I think this is a fine line, but absolutely one worth dwelling on.

One the one hand, the value of a workplace full of positive energy, respect, cooperation, and dignity is incalculable. I think it's well-put by the Perforce commandments:

P4 Commandments -- Values we work by

* We have high standards.
* We are straightforward.
* We rise to responsibility.
* We like work we can be proud of.
* We like to hear what we've done.
* We value both people skills and job skills.
* We treat each other with dignity and respect.
* We are one team. We are not in competition with each other.
* We talk and listen. We like feedback.
* We appreciate creative and practical solutions. There might be
  a better way.
* We appreciate people for who they are.
* Fun is always an option.
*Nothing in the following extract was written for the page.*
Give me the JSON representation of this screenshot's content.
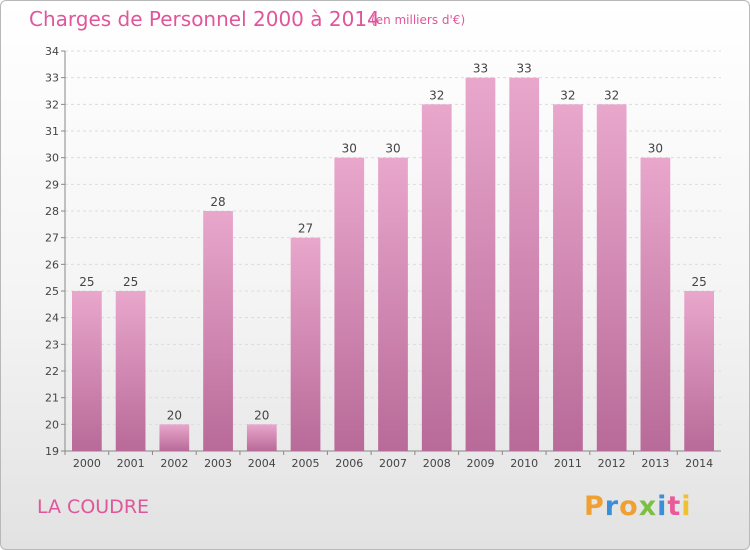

It is not mandatory.
* These are the best years of our lives.

Yet, software engineering definitely attracts obsessive, detail-oriented perfectionists. If you aren't passionate about every little crook and cranny of your project, things fall apart quick. Software is hard enough to build in the best of cases; if you don't obsess over it, if you don't demand the utmost from it, if you don't poke at it and tear it apart and rip into it, the result isn't worth squat.

But there's definitely a difference between being critical of the software, and being critical of the people. Two of the most challenging things you will face as a software engineer are:

  1. Learning how to be critical of the work, without being critical of the worker.
  2. Learning how to receive a criticism of your work, without taking it as a criticism of yourself.
I suspect that most people find that the second one is markedly harder than the first.

Some of the most exciting, enjoyable, and illuminating times in my software career have involved working with people who "don't suffer fools gladly." Ask a stupid question, and they'll let you know. Make a poor design choice, and they'll let you know. Phrase a line of code poorly, and they'll let you know.

But, time and again, these are the people I most value, and most seek out. My life is short; the amount remaining to learn is large; and, as my old friend Walt used to say, "if you aren't struggling, you aren't learning."

So, go ahead and be a perfectionist. Strive to write the best software you possibly can.

But don't think you're there yet. Did you just write some software? Well, there's a mistake in it. I guarantee it. Go back, and look at it again; write another test; show it to somebody else; run a checker over it. Be as critical as you possibly can about that code, just remember that the person who wrote it is a human being, and the code is the code.